Benefits of vitamin D. Overexposure to vitamin D through sunlight or supplements increases the risk of many ailments, including skin cancer, but research suggests adequate vitamin D can help prevent cancer, among other risks.

Flaxseed and cancer. Several studies have shown that flaxseed can reduce the risk of certain types of cancer. Some clinical trials have shown that flaxseed may have an important role in decreasing breast cancer risk, mainly in postmenopausal women. Other experimental data suggest that consumption of flaxseed (or its bioactive components) may reduce colorectal cancer.

Spending time in nature. Studies have shown that spending time in nature (also called “forest bathing”) can significantly reduce blood pressure, as well as levels of serum cortisol, a stress biomarker.

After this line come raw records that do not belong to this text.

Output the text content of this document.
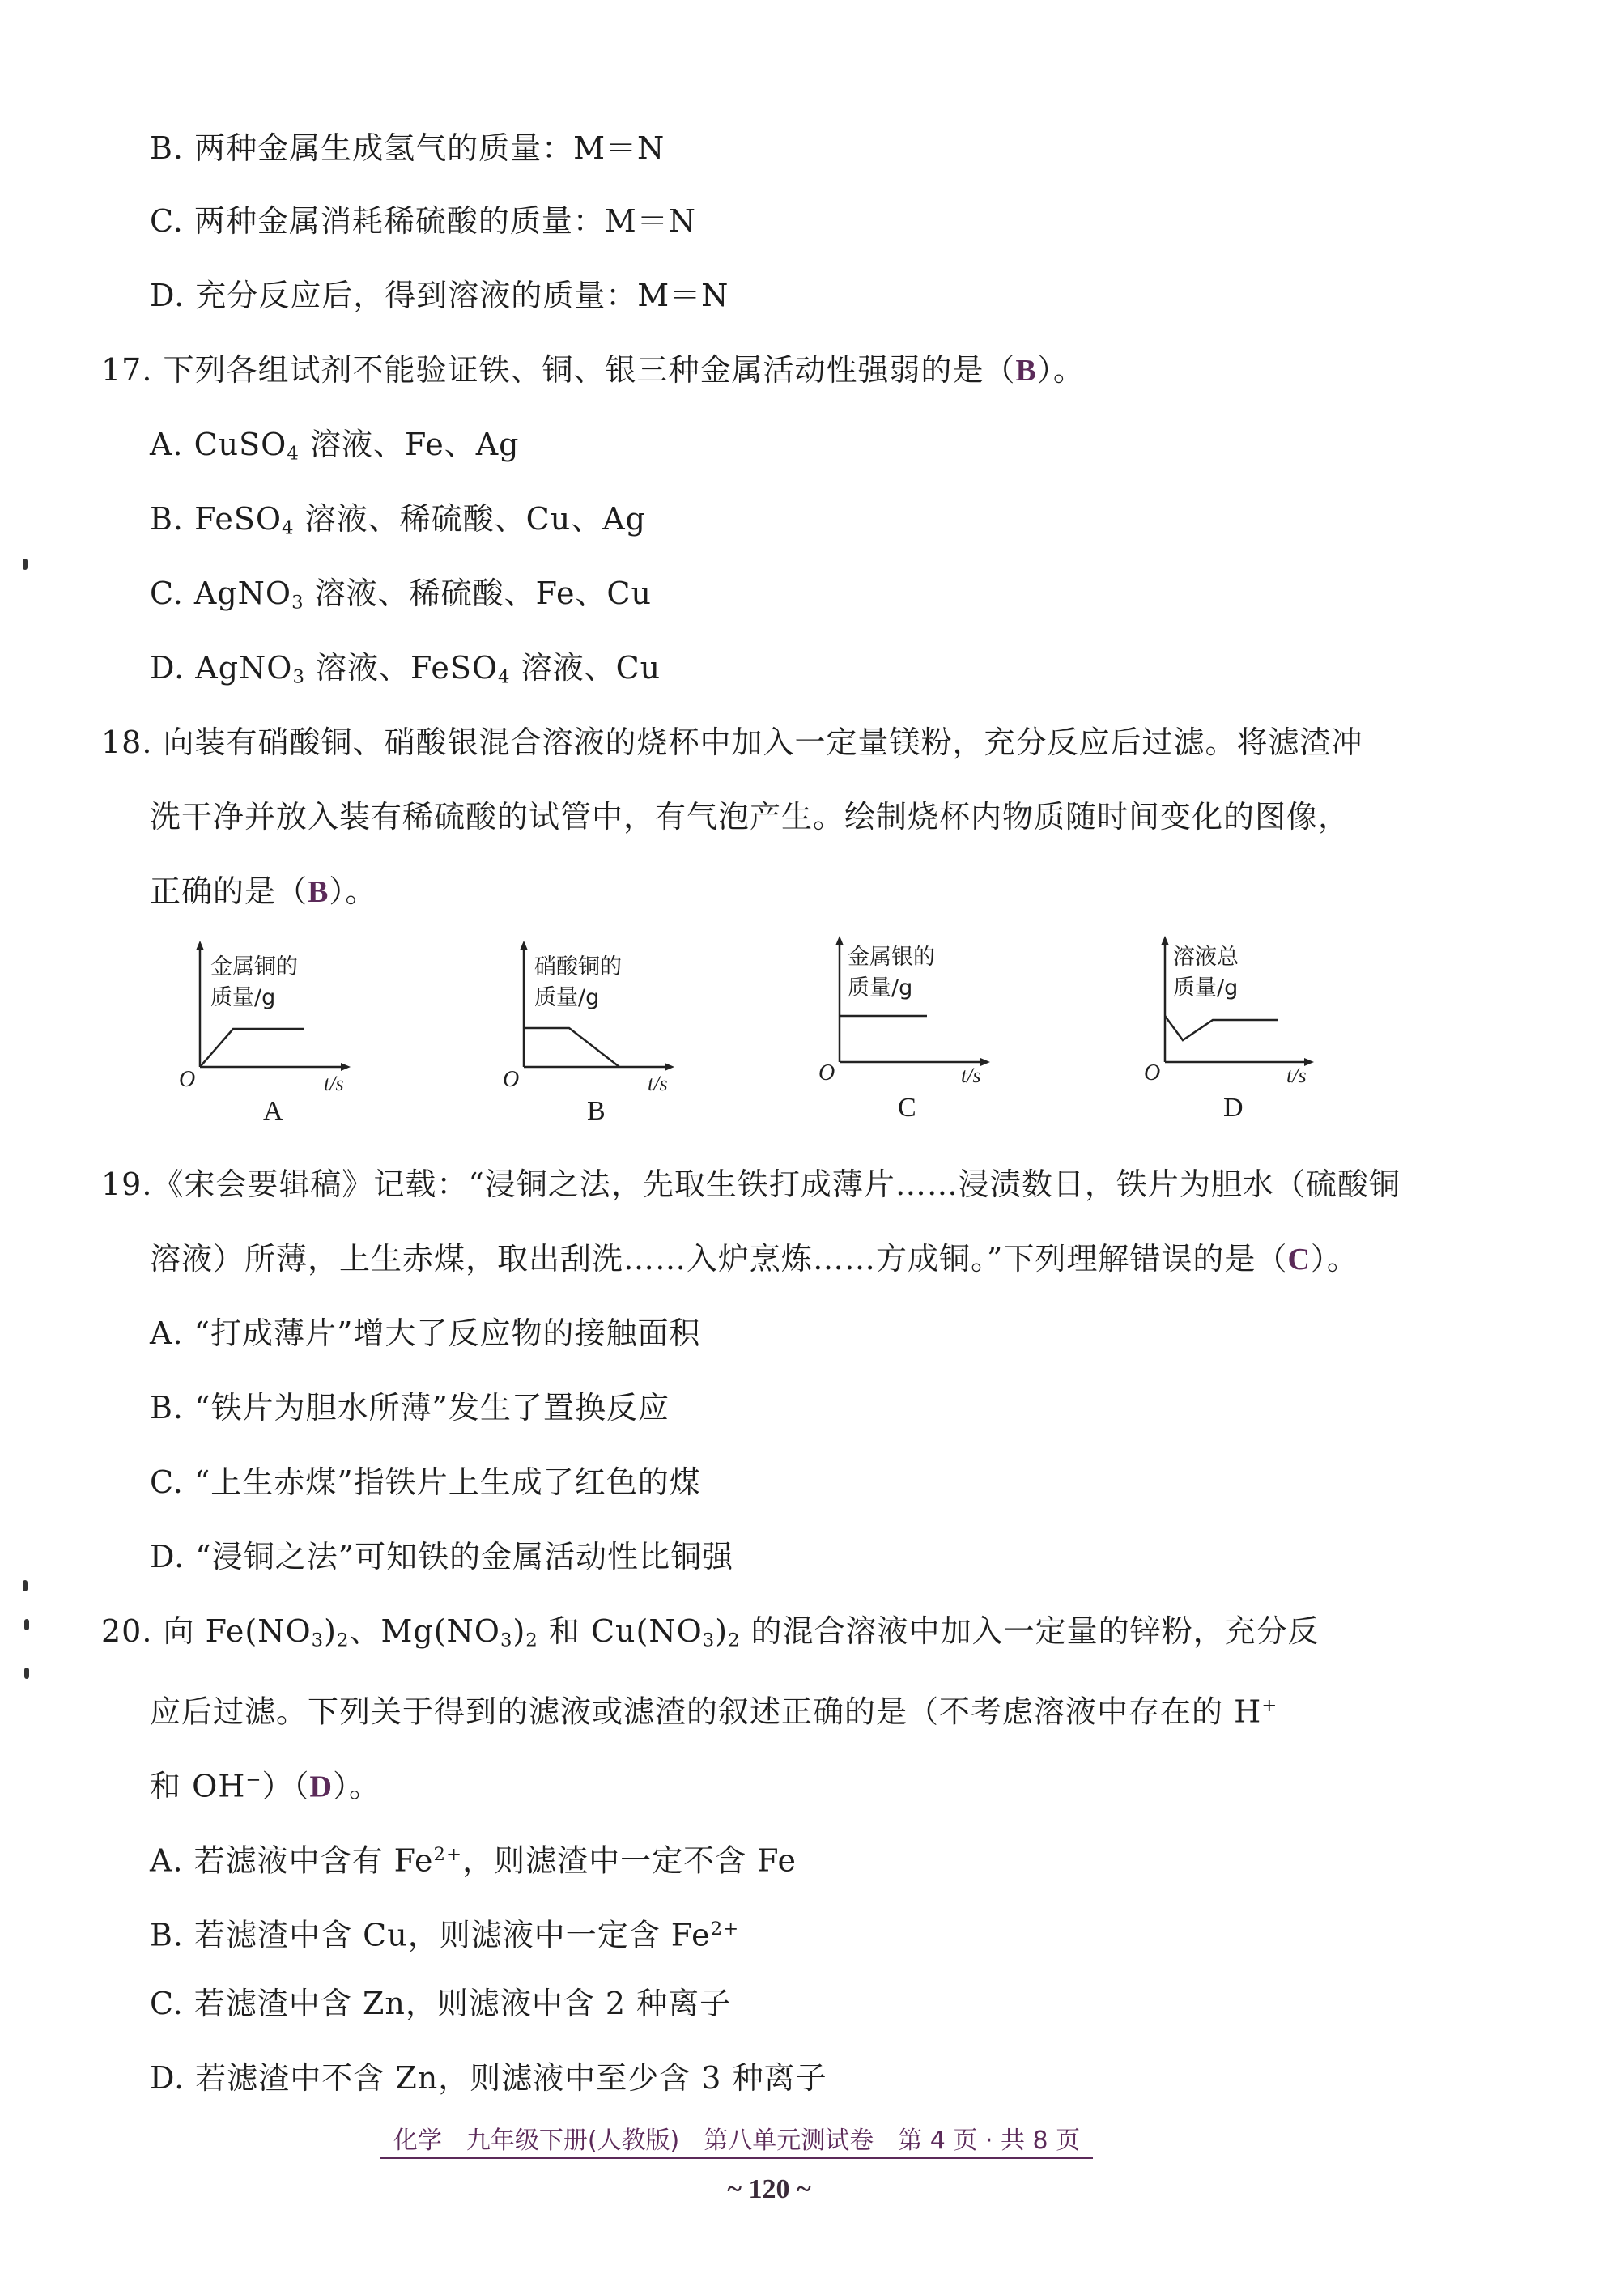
B. 两种金属生成氢气的质量：M＝N
C. 两种金属消耗稀硫酸的质量：M＝N
D. 充分反应后，得到溶液的质量：M＝N
17. 下列各组试剂不能验证铁、铜、银三种金属活动性强弱的是（B）。
A. CuSO$_4$ 溶液、Fe、Ag
B. FeSO$_4$ 溶液、稀硫酸、Cu、Ag
C. AgNO$_3$ 溶液、稀硫酸、Fe、Cu
D. AgNO$_3$ 溶液、FeSO$_4$ 溶液、Cu
18. 向装有硝酸铜、硝酸银混合溶液的烧杯中加入一定量镁粉，充分反应后过滤。将滤渣冲
洗干净并放入装有稀硫酸的试管中，有气泡产生。绘制烧杯内物质随时间变化的图像，
正确的是（B）。
金属铜的
质量/g
O	t/s
A
硝酸铜的
质量/g
O	t/s
B
金属银的
质量/g
O	t/s
C
溶液总
质量/g
O	t/s
D
19.《宋会要辑稿》记载：“浸铜之法，先取生铁打成薄片……浸渍数日，铁片为胆水（硫酸铜
溶液）所薄，上生赤煤，取出刮洗……入炉烹炼……方成铜。”下列理解错误的是（C）。
A. “打成薄片”增大了反应物的接触面积
B. “铁片为胆水所薄”发生了置换反应
C. “上生赤煤”指铁片上生成了红色的煤
D. “浸铜之法”可知铁的金属活动性比铜强
20. 向 $Fe(NO_3)_2$、$Mg(NO_3)_2$ 和 $Cu(NO_3)_2$ 的混合溶液中加入一定量的锌粉，充分反
应后过滤。下列关于得到的滤液或滤渣的叙述正确的是（不考虑溶液中存在的 H+
和 OH−）（D）。
A. 若滤液中含有 $Fe^{2+}$，则滤渣中一定不含 Fe
B. 若滤渣中含 Cu，则滤液中一定含 $Fe^{2+}$
C. 若滤渣中含 Zn，则滤液中含 2 种离子
D. 若滤渣中不含 Zn，则滤液中至少含 3 种离子
化学　九年级下册(人教版)　第八单元测试卷　第 4 页 · 共 8 页
~ 120 ~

It’s unclear whether stress plays a direct role in mitigating or aggravating cancer risk, but common coping mechanisms, including drinking alcohol, smoking, and overeating, have all been positively associated with increased cancer risk.

The takeaway

The Budwig diet may be “time-tested,” but it’s not scientifically tested. Most proponents of the diet vouch for its anti-cancer effects either anecdotally or on dubious grounds. Despite this, several aspects of the diet align with scientific study, including its recommendations to enjoy outdoor time in moderation and incorporate flaxseed as part of a balanced diet.